Connolly joined the Easter rising on the IRB's terms, not they on his. From this fact some, like Austen Morgan, have concluded that he abandoned the socialist goal to which his whole life had been devoted, and became a revolutionary nationalist. This is almost inconceivable. Rather, Connolly's decision had its roots in his earlier theorisation of an identity between class and national struggle.

Socialist substitute

Ferguson also notes that Connolly's syndicalism prevented him from attempting to build a revolutionary party. This is true, and one consequence of his syndicalism was a disconnect in his mind between the economic and political struggle.
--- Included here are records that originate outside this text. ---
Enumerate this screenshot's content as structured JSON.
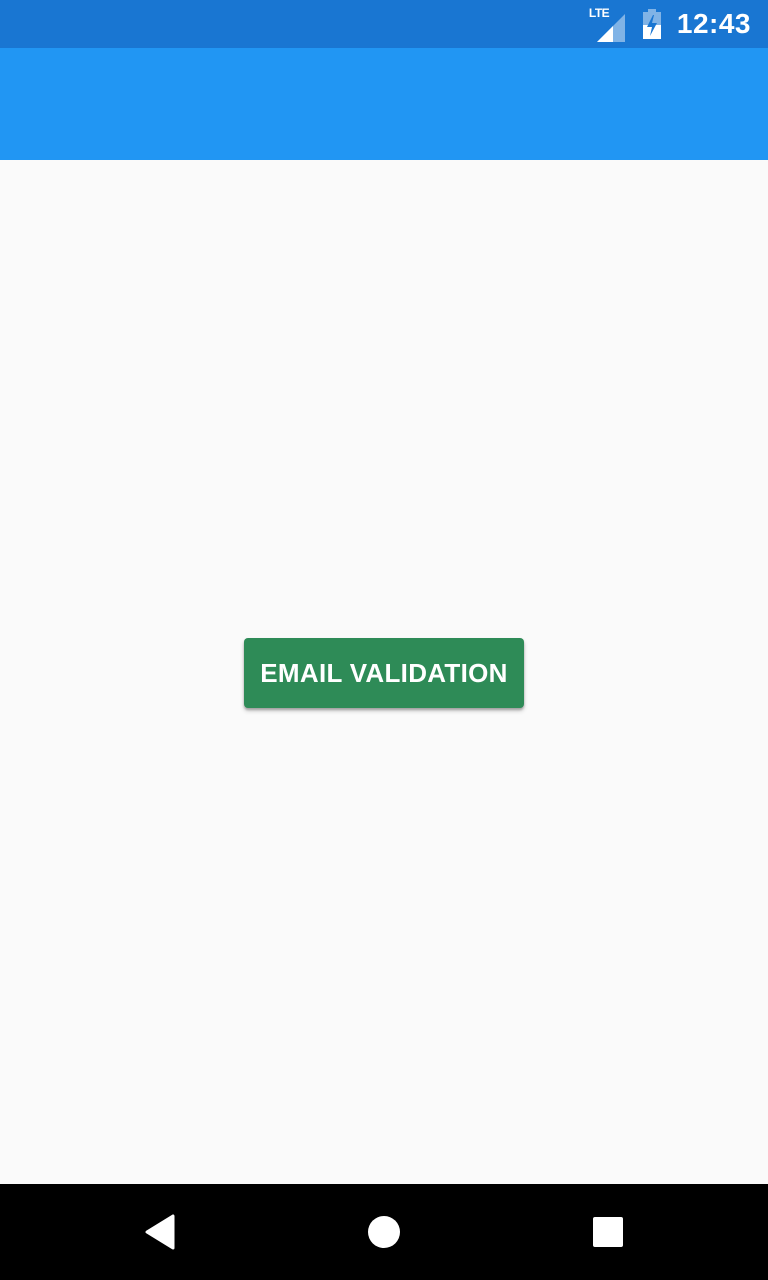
{
  "status_bar": {
    "network_label": "LTE",
    "time": "12:43",
    "icons": [
      "lte-signal-icon",
      "battery-charging-icon"
    ]
  },
  "main": {
    "button_label": "EMAIL VALIDATION"
  },
  "nav_bar": {
    "icons": [
      "back-icon",
      "home-icon",
      "recents-icon"
    ]
  },
  "colors": {
    "status_bar": "#1976d2",
    "app_bar": "#2196f3",
    "background": "#fafafa",
    "button": "#2e8b57",
    "nav_bar": "#000000"
  }
}
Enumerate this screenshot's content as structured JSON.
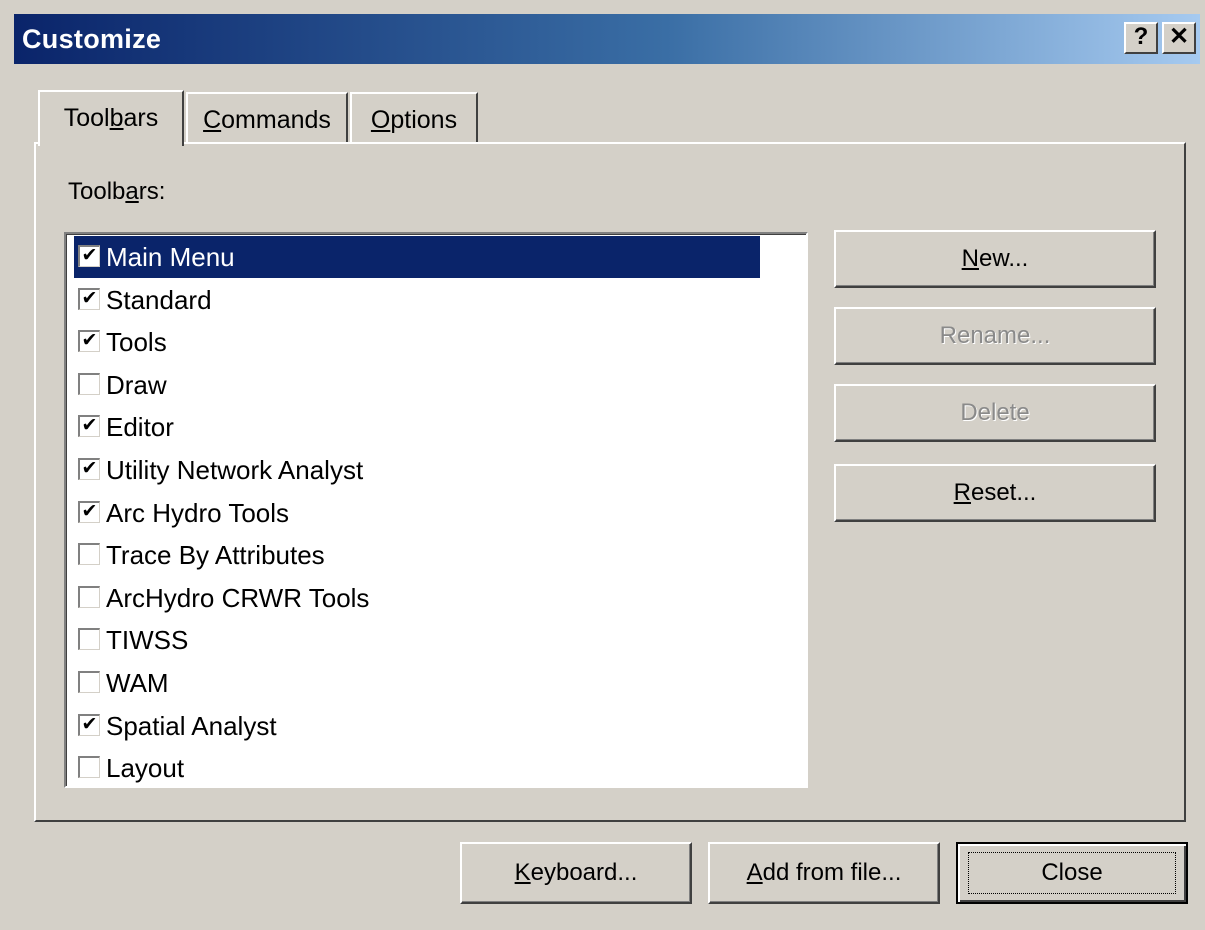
{
  "window": {
    "title": "Customize",
    "help_button": "?",
    "close_button": "✕"
  },
  "tabs": [
    {
      "pre": "Tool",
      "mnemonic": "b",
      "post": "ars",
      "selected": true
    },
    {
      "pre": "",
      "mnemonic": "C",
      "post": "ommands",
      "selected": false
    },
    {
      "pre": "",
      "mnemonic": "O",
      "post": "ptions",
      "selected": false
    }
  ],
  "toolbars_section": {
    "label_pre": "Toolb",
    "label_mnemonic": "a",
    "label_post": "rs:",
    "items": [
      {
        "label": "Main Menu",
        "checked": true,
        "selected": true
      },
      {
        "label": "Standard",
        "checked": true,
        "selected": false
      },
      {
        "label": "Tools",
        "checked": true,
        "selected": false
      },
      {
        "label": "Draw",
        "checked": false,
        "selected": false
      },
      {
        "label": "Editor",
        "checked": true,
        "selected": false
      },
      {
        "label": "Utility Network Analyst",
        "checked": true,
        "selected": false
      },
      {
        "label": "Arc Hydro Tools",
        "checked": true,
        "selected": false
      },
      {
        "label": "Trace By Attributes",
        "checked": false,
        "selected": false
      },
      {
        "label": "ArcHydro CRWR Tools",
        "checked": false,
        "selected": false
      },
      {
        "label": "TIWSS",
        "checked": false,
        "selected": false
      },
      {
        "label": "WAM",
        "checked": false,
        "selected": false
      },
      {
        "label": "Spatial Analyst",
        "checked": true,
        "selected": false
      },
      {
        "label": "Layout",
        "checked": false,
        "selected": false
      }
    ],
    "check_glyph": "✔",
    "scroll_up_glyph": "▲",
    "scroll_down_glyph": "▼"
  },
  "side_buttons": {
    "new": {
      "mnemonic": "N",
      "post": "ew..."
    },
    "rename": {
      "label": "Rename..."
    },
    "delete": {
      "label": "Delete"
    },
    "reset": {
      "mnemonic": "R",
      "post": "eset..."
    }
  },
  "bottom_buttons": {
    "keyboard": {
      "mnemonic": "K",
      "post": "eyboard..."
    },
    "add_from_file": {
      "mnemonic": "A",
      "post": "dd from file..."
    },
    "close": {
      "label": "Close"
    }
  }
}
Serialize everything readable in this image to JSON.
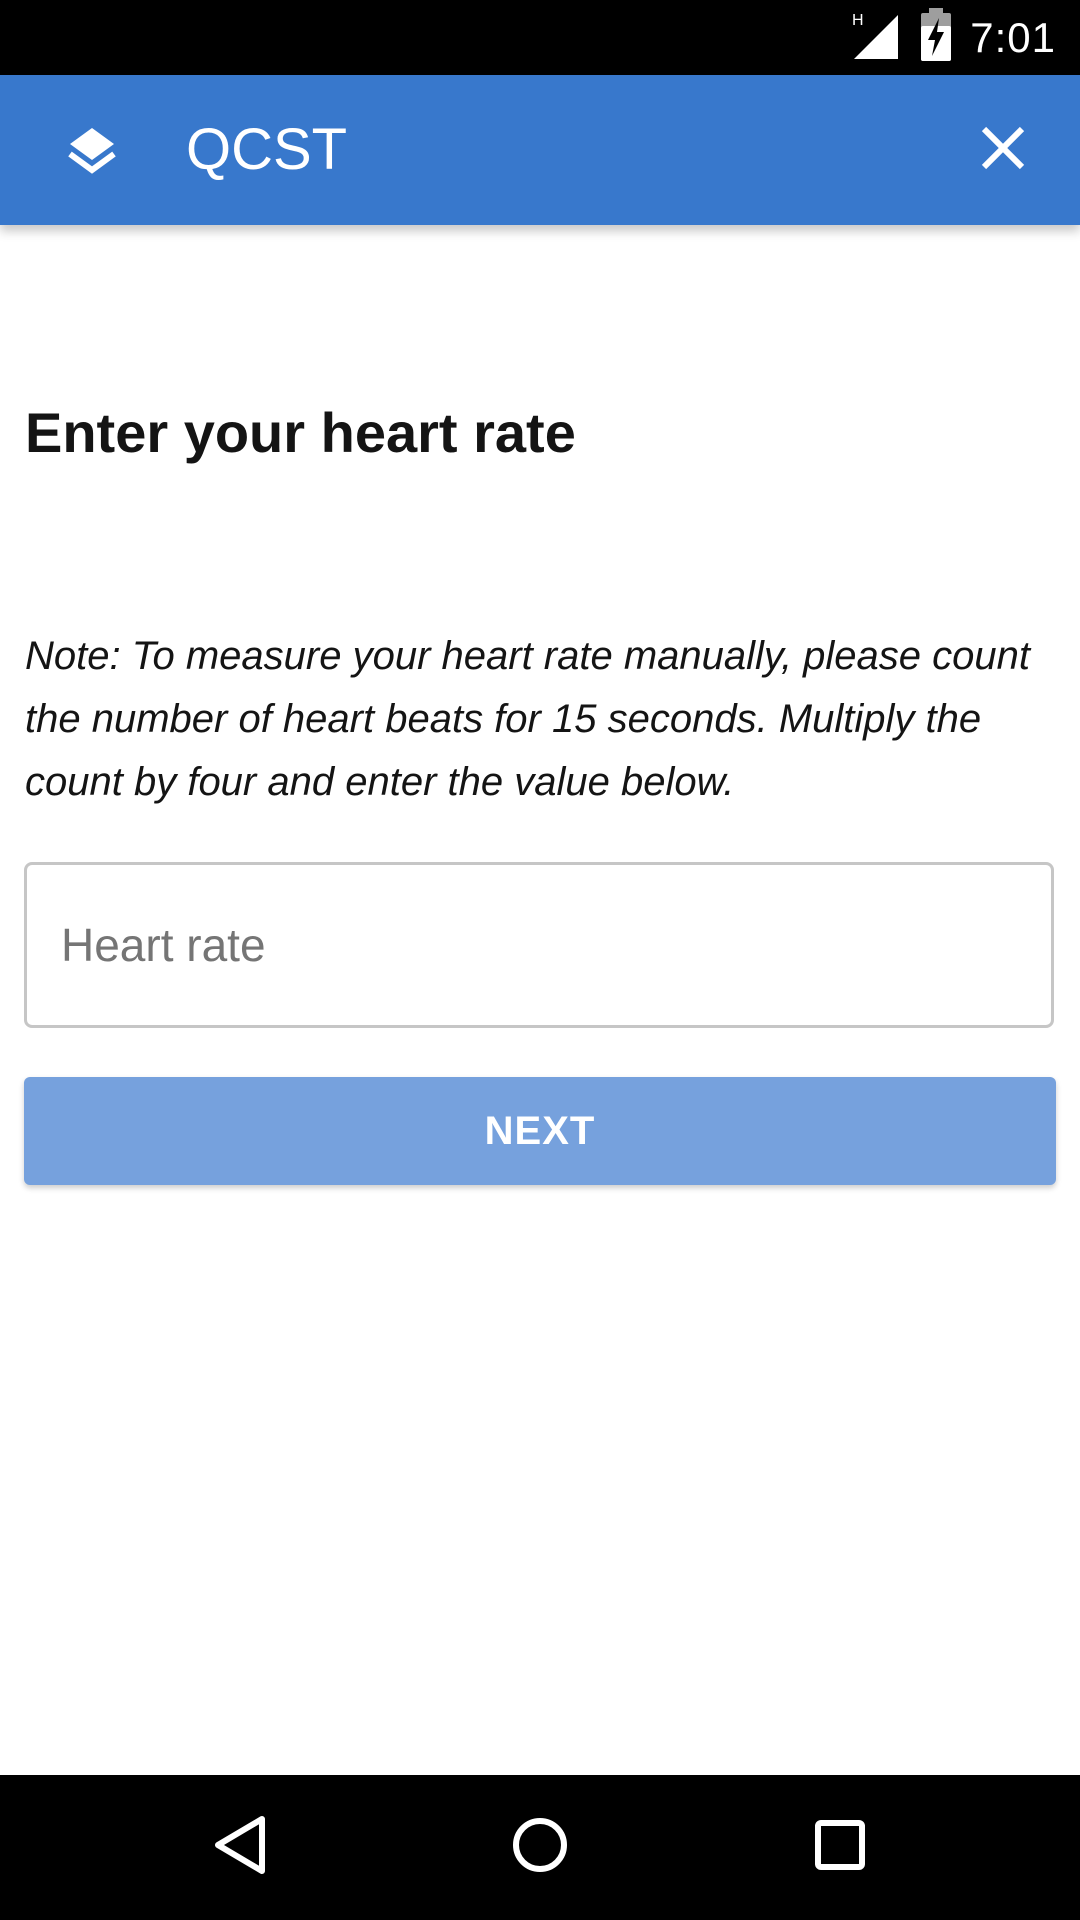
{
  "status_bar": {
    "network_type": "H",
    "time": "7:01"
  },
  "app_bar": {
    "title": "QCST",
    "app_icon": "layers-icon",
    "close_icon": "close-icon",
    "background_color": "#3878cc"
  },
  "form": {
    "heading": "Enter your heart rate",
    "note": "Note: To measure your heart rate manually, please count the number of heart beats for 15 seconds. Multiply the count by four and enter the value below.",
    "heart_rate_input": {
      "value": "",
      "placeholder": "Heart rate"
    },
    "next_button_label": "NEXT",
    "next_button_color": "#76a1dd"
  },
  "nav_bar": {
    "back_icon": "back-triangle-icon",
    "home_icon": "home-circle-icon",
    "recents_icon": "recents-square-icon"
  }
}
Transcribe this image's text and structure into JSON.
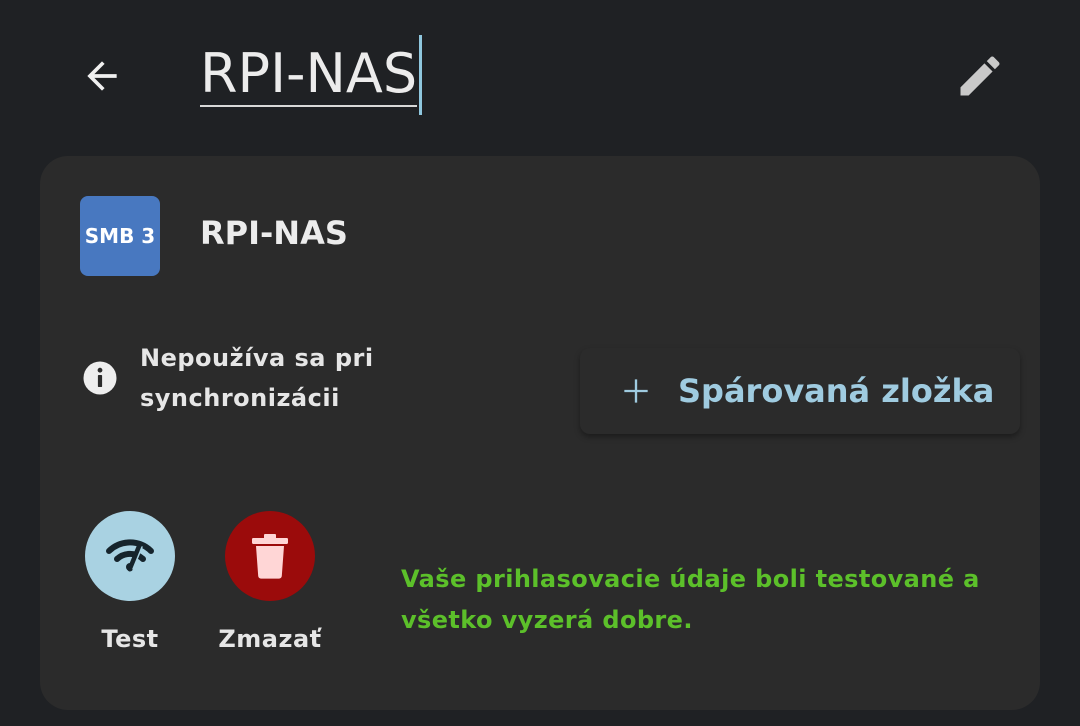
{
  "header": {
    "title_value": "RPI-NAS",
    "back_icon": "arrow-left-icon",
    "edit_icon": "pencil-icon"
  },
  "server": {
    "protocol_badge": "SMB 3",
    "name": "RPI-NAS"
  },
  "sync_info": {
    "icon": "info-icon",
    "text_line1": "Nepoužíva sa pri",
    "text_line2": "synchronizácii"
  },
  "pair_button": {
    "icon": "plus-icon",
    "label": "Spárovaná zložka"
  },
  "actions": {
    "test": {
      "icon": "wifi-signal-icon",
      "label": "Test"
    },
    "delete": {
      "icon": "trash-icon",
      "label": "Zmazať"
    }
  },
  "status": {
    "message": "Vaše prihlasovacie údaje boli testované a všetko vyzerá dobre."
  },
  "colors": {
    "background": "#1f2124",
    "card": "#2b2b2b",
    "badge": "#4878c0",
    "accent_blue": "#9fcbe0",
    "test_circle": "#a9d2e2",
    "delete_circle": "#9b0b0b",
    "success_green": "#5cc02a"
  }
}
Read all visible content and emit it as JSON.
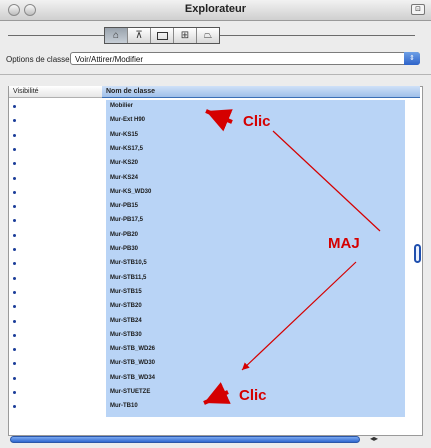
{
  "window": {
    "title": "Explorateur"
  },
  "toolbar": {
    "buttons": [
      {
        "icon": "building-icon"
      },
      {
        "icon": "stairs-icon"
      },
      {
        "icon": "window-icon"
      },
      {
        "icon": "table-icon"
      },
      {
        "icon": "cap-icon"
      }
    ]
  },
  "options": {
    "label": "Options de classes",
    "popup_value": "Voir/Attirer/Modifier"
  },
  "columns": {
    "visibility": "Visibilité",
    "class_name": "Nom de classe"
  },
  "rows": [
    "Mobilier",
    "Mur-Ext H90",
    "Mur-KS15",
    "Mur-KS17,5",
    "Mur-KS20",
    "Mur-KS24",
    "Mur-KS_WD30",
    "Mur-PB15",
    "Mur-PB17,5",
    "Mur-PB20",
    "Mur-PB30",
    "Mur-STB10,5",
    "Mur-STB11,5",
    "Mur-STB15",
    "Mur-STB20",
    "Mur-STB24",
    "Mur-STB30",
    "Mur-STB_WD26",
    "Mur-STB_WD30",
    "Mur-STB_WD34",
    "Mur-STUETZE",
    "Mur-TB10"
  ],
  "annotations": {
    "clic_top": "Clic",
    "maj": "MAJ",
    "clic_bottom": "Clic"
  },
  "colors": {
    "selection": "#b9d4f6",
    "accent": "#2f68d0",
    "annotation": "#d50000"
  }
}
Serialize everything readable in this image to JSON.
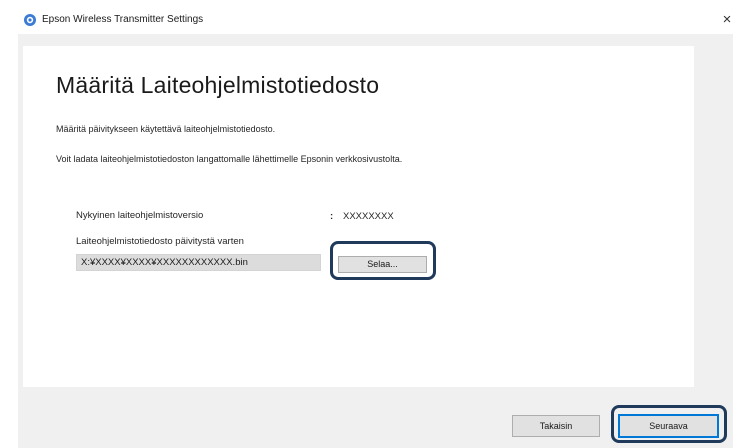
{
  "window": {
    "title": "Epson Wireless Transmitter Settings",
    "close_label": "×"
  },
  "page": {
    "heading": "Määritä Laiteohjelmistotiedosto",
    "description_1": "Määritä päivitykseen käytettävä laiteohjelmistotiedosto.",
    "description_2": "Voit ladata laiteohjelmistotiedoston langattomalle lähettimelle Epsonin verkkosivustolta."
  },
  "firmware": {
    "current_version_label": "Nykyinen laiteohjelmistoversio",
    "current_version_separator": ":",
    "current_version_value": "XXXXXXXX",
    "file_label": "Laiteohjelmistotiedosto päivitystä varten",
    "file_path": "X:¥XXXX¥XXXX¥XXXXXXXXXXXX.bin",
    "browse_label": "Selaa..."
  },
  "footer": {
    "back_label": "Takaisin",
    "next_label": "Seuraava"
  },
  "colors": {
    "accent": "#0078d7",
    "highlight_outline": "#203a5c",
    "window_background": "#f0f0f0",
    "panel_background": "#ffffff"
  },
  "icons": {
    "app": "epson-app-icon",
    "close": "close-icon"
  }
}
He was one of a long line of revolutionary socialists who, out of a desperation born of the weakness of the working class and its lack of immediate prospects, became persuaded that perhaps other forces, obeying some sort of transcendent historical logic or objective process, could act in the workers' place as the agency for socialism.

The ensuing years have seen many self-proclaimed Marxists - in circumstances far less desperate and for motives far less honourable - take a similar tack. Over time, those whose politics continue to be based on historic errors fashion a usable past to justify the errors and deny their adverse - sometimes ruinous - consequences.

Irish left or socialist republicanism, with its confused mélange of nationalist and socialist ideas, is one such ideology. In its service, Ken Loach portrays a marriage of class and self-determination struggles that never took place, and Philip Ferguson credits Connolly with a coherent strategy he never possessed.